Il est temps de dire que la doctrine de Luther, modifiée par Calvin, s’était rapidement propagée dans le midi de la France, et se prêchait déjà publiquement à Romans, à Valence et à Montélimart. Ce n’était pas seulement la nouveauté qui avait séduit les têtes méridionales, beaucoup plus portées, au contraire, par leur organisation ardente, vers les pompes lumineuses du catholicisme que faciles à se passionner pour la forme sévère et froide de la réformation ; mais, presque placés sous le joug immédiat de Rome par leur point de contact avec le comtat Venaissin, les peuples de la Drôme, du Rhône et de la Durance avaient en horreur profonde le régime papal. Poussée jusqu’à l’extravagance du fétichisme hindou, la superstition romaine avait fini par compromettre le dogme, la morale et le culte catholiques. La religion était tombée aussi bas que le blasphème. On croit généralement que la réforme vint porter atteinte dans le midi aux croyances chrétiennes : c’est une monstrueuse erreur. Sans le calvinisme, qui d’ailleurs n’y a pas jeté de profondes racines, le midi tout entier serait devenu une nation d’athées. Il fallait le passage de ce torrent, dont la source était à Genève, pour balayer ces ordures dont le foyer était Avignon, ville savante, il est vrai, mais savante aussi en toute sorte d’abominations et de crimes, ville d’inquisition et d’assassinats, éponge à poison.
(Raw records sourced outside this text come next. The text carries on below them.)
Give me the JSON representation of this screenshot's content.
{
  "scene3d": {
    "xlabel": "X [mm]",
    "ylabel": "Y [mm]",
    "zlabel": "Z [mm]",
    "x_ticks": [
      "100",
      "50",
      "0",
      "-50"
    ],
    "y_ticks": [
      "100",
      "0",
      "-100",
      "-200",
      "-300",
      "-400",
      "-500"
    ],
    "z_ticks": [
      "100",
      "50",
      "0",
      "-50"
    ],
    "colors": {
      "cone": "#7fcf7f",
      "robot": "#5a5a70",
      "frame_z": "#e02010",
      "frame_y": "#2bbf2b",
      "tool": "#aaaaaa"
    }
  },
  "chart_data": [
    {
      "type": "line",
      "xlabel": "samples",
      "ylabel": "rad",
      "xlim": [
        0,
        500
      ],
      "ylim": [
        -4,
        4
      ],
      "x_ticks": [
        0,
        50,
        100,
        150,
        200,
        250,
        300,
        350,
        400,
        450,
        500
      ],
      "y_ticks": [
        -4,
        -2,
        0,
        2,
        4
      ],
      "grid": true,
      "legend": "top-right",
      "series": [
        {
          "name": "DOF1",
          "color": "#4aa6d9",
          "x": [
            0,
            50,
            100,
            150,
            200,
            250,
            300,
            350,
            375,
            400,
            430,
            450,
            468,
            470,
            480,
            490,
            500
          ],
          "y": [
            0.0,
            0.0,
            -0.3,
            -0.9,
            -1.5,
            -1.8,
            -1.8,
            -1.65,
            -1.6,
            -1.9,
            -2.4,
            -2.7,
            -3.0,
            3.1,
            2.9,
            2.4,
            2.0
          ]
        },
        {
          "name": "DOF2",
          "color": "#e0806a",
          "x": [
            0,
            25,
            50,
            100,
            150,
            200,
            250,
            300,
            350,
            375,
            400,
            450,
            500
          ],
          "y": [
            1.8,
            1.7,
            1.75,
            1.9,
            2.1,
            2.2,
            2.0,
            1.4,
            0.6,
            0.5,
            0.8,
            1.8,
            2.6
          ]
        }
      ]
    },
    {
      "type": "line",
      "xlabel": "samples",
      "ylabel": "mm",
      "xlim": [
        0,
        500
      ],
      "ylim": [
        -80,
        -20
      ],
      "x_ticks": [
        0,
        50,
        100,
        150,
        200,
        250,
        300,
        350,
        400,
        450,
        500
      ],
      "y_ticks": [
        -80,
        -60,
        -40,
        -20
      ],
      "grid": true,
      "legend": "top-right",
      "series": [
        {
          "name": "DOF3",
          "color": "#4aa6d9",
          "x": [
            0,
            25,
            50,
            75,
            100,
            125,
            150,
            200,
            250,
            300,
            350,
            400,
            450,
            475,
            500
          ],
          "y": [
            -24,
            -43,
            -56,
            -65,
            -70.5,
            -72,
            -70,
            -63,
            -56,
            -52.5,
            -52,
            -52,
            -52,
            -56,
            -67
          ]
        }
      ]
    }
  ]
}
Le duc de Guise, gouverneur de la province du Dauphiné, et son frère le grand-prieur de France, menacent déjà les calvinistes. Aidés de Clermont, de Laurent de Maugiron et du baron des Adrets, alors bon catholique, ils lèvent des troupes pour empêcher l’exercice de la religion nouvelle.

On n’en est pas encore précisément aux mains, mais on se méfie, on s’observe de tous côtés. Les partisans de la même opinion se comptent d’un doigt silencieux ; des mots sont dits, des alliances tacites se nouent.